For it now becomes obvious that we are not biblical literalists. We approach the Bible by looking at the historical context of these writings, by sifting through what is the eternal voice of the Spirit and what is the limited and sometimes misguided voice of the times in which they were written – just as Jesus did with his own scriptures.

We approach our doctrine the same way. We hold to the big truths without having to nail them down too specifically, knowing that much of it is metaphor, that doctrine is like beautiful and deeply true poetry, suggesting a mystery that can be known by the heart but cannot ultimately be spoken by the mind. We also are willing to let doctrine evolve, as God reveals new understanding to humanity – just as the early church did.

The world needs a church that doesn’t see the Bible as a rule-book, but as a chronicle of a sacred journey. The world needs a church that isn’t exclusive and triumphant about the uniqueness of Christ, but knows that other religious and spiritual paths also lead to God. The world needs a church that understand that what matters in relationships is not outmoded taboos based on ignorance, but the quality of love – commitment, responsibility, respect, devotion, self-sacrifice, truth, and faith. The world needs a church that is willing to be open to fresh understanding about God and humanity that comes from the Spirit.

Finally, we are called to task for having dared to stand on our own about all this, in spite of the opposition of so many throughout the Anglican Communion and other churches. We are told that we are arrogant and insensitive; we should repent. The assumption here is that the opinion of the greatest number of people in the Body of Christ must be, by the weight of sheer numbers, the voice of God.

The majority is not always right. The majority sometimes does terrible things in the name of God. Sometimes the only expression of truth is the voice of the one crying in the wilderness. I believe that in this case, the Episcopal Church is that prophetic voice. We are speaking truth to a world that needs to hear it. And we shall probably receive a prophet’s reward for it, as Jesus warned us. We will be sacrificed. But that’s how God moves the world forward, by the way of the cross.

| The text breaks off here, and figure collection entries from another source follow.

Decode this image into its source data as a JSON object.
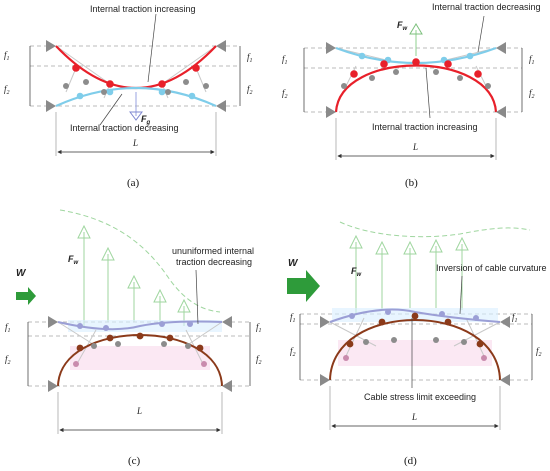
{
  "panel_a": {
    "caption": "(a)",
    "label_top": "Internal traction increasing",
    "label_bottom": "Internal traction decreasing",
    "force": "F",
    "force_sub": "g",
    "f1": "f",
    "f1_sub": "1",
    "f2": "f",
    "f2_sub": "2",
    "span": "L"
  },
  "panel_b": {
    "caption": "(b)",
    "label_top": "Internal traction decreasing",
    "label_bottom": "Internal traction increasing",
    "force": "F",
    "force_sub": "w",
    "f1": "f",
    "f1_sub": "1",
    "f2": "f",
    "f2_sub": "2",
    "span": "L"
  },
  "panel_c": {
    "caption": "(c)",
    "label_line1": "ununiformed internal",
    "label_line2": "traction decreasing",
    "wind": "W",
    "force": "F",
    "force_sub": "w",
    "f1": "f",
    "f1_sub": "1",
    "f2": "f",
    "f2_sub": "2",
    "span": "L"
  },
  "panel_d": {
    "caption": "(d)",
    "label_top": "Inversion of cable curvature",
    "label_bottom": "Cable stress limit exceeding",
    "wind": "W",
    "force": "F",
    "force_sub": "w",
    "f1": "f",
    "f1_sub": "1",
    "f2": "f",
    "f2_sub": "2",
    "span": "L"
  },
  "colors": {
    "red_cable": "#e8202a",
    "blue_cable": "#7fcdea",
    "brown_cable": "#8b3a1a",
    "purple_cable": "#9b9fd6",
    "grey_node": "#8c8c8c",
    "wind_arrow": "#2e9b3a",
    "force_arrow": "#8fd08f"
  }
}
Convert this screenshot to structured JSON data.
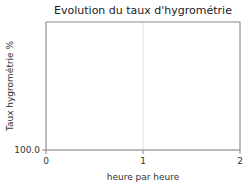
{
  "chart_data": {
    "type": "line",
    "title": "Evolution du taux d'hygrométrie",
    "xlabel": "heure par heure",
    "ylabel": "Taux hygrométrie %",
    "xlim": [
      0,
      2
    ],
    "xticks": [
      0,
      1,
      2
    ],
    "ylim": [
      100.0,
      0.0
    ],
    "yticks": [
      {
        "value": 100.0,
        "label": "100.0"
      }
    ],
    "grid": true
  }
}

I’m tired of being patient. I’m ready for us to say Damn the torpedoes; full speed ahead. If we are being forced to play the prophet, then let the prophet’s reward come, now. Go and tell Herod, that fox, that we must continue to do the work of the gospel. And I truly believe that this is where the Episcopal Church will end up before too long.

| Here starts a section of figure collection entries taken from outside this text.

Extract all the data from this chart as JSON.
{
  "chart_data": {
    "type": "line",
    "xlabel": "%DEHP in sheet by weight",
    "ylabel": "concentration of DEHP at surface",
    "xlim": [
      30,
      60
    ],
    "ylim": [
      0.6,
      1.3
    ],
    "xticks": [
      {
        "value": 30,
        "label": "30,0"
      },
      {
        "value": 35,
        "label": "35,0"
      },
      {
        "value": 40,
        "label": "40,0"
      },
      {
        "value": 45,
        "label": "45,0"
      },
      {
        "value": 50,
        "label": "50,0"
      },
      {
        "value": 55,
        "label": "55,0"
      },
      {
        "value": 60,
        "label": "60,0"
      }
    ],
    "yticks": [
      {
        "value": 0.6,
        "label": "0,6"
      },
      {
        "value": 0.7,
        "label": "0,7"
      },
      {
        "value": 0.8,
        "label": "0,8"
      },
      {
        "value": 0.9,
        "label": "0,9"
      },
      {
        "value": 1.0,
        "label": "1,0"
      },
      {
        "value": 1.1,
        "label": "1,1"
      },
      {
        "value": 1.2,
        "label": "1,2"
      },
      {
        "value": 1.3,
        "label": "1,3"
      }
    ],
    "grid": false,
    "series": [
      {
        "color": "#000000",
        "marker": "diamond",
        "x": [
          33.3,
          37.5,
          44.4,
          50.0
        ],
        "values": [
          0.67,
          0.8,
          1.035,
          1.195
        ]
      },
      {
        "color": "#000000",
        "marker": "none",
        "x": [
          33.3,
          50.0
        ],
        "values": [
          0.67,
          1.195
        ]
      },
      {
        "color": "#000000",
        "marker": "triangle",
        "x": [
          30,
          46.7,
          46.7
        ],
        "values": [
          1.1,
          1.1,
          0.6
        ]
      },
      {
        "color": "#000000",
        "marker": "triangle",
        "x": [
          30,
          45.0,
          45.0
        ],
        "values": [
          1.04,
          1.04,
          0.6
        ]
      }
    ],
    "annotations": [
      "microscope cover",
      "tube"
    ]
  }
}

But in the meantime, our Presiding Bishop is urging caution. She asks us to live for a couple of years with a compromise: to temporarily refrain from supporting gay and lesbian relationships through blessing ceremonies, and to cooperate with a leadership council for the traditionalists, to be controlled by the primates. She hopes this will keep this ship together until General Convention meets in 2009 and all of us together can make a definitive decision about these matters. We’ll see if our bishops agree with her when they meet 10 days from now.

These are trying times. So many beliefs, taboos, prejudices, and assumptions are being challenged. The rate of social change, the complexity of human diversity, the crush of information, the dangers we face are too much for some to bear. And so they revert to easy black and white answers. But in the middle of this time is the Spirit, as always, working through our confusion and conflict to bring a new thing into being. For this is the eternal work of the Spirit – to resurrect God’s people when their old ways are dying.

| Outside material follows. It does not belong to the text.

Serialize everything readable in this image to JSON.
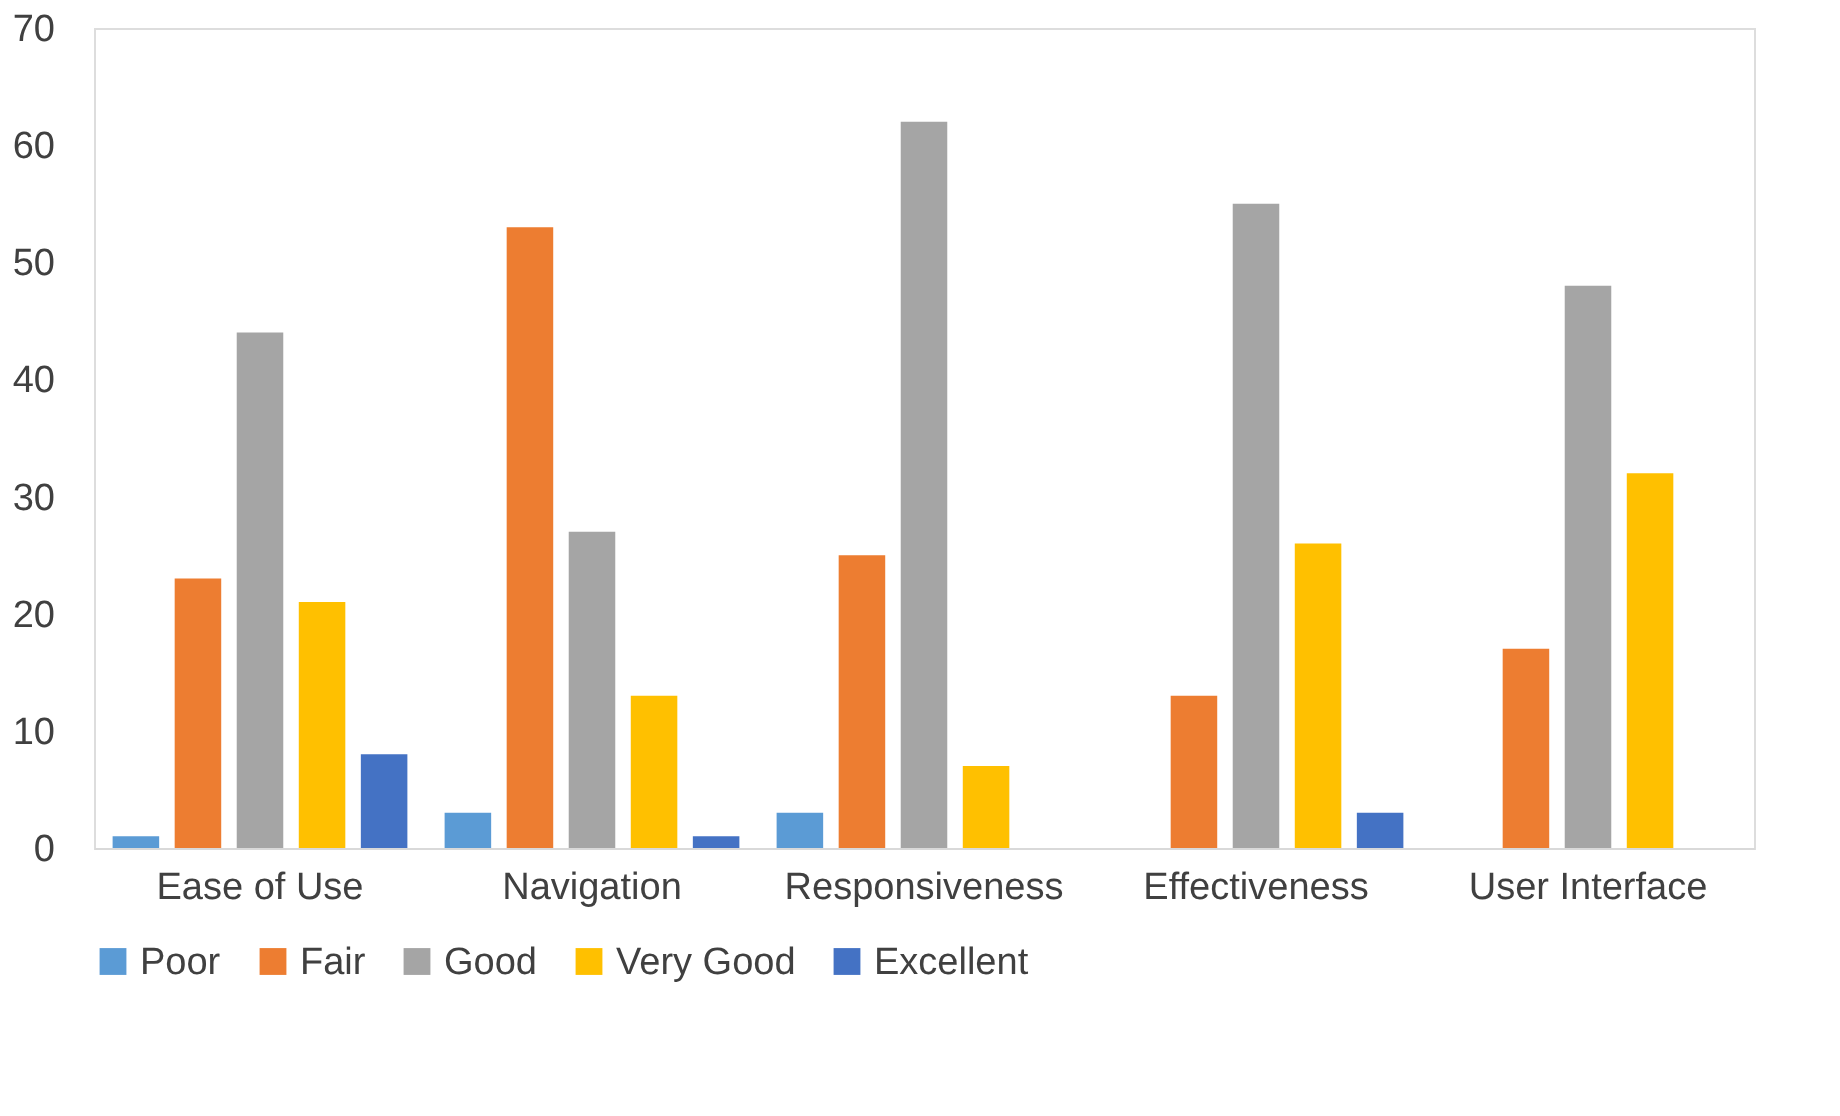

If we as a church can muster up our courage, we just might be a prophetic voice of the Spirit for our day. As the world watches, we might proclaim, at great risk to ourselves but to the great relief of so many, that the Bible and church teaching can be handled seriously and reverently, but also lightly and skeptically. We might proclaim that God’s holiness and blessing is free to show up in all kinds of surprising relationships and places. And we might show by our life that even though the majority may sometimes stand against the prophet, the light of the gospel continues to shine through the ages.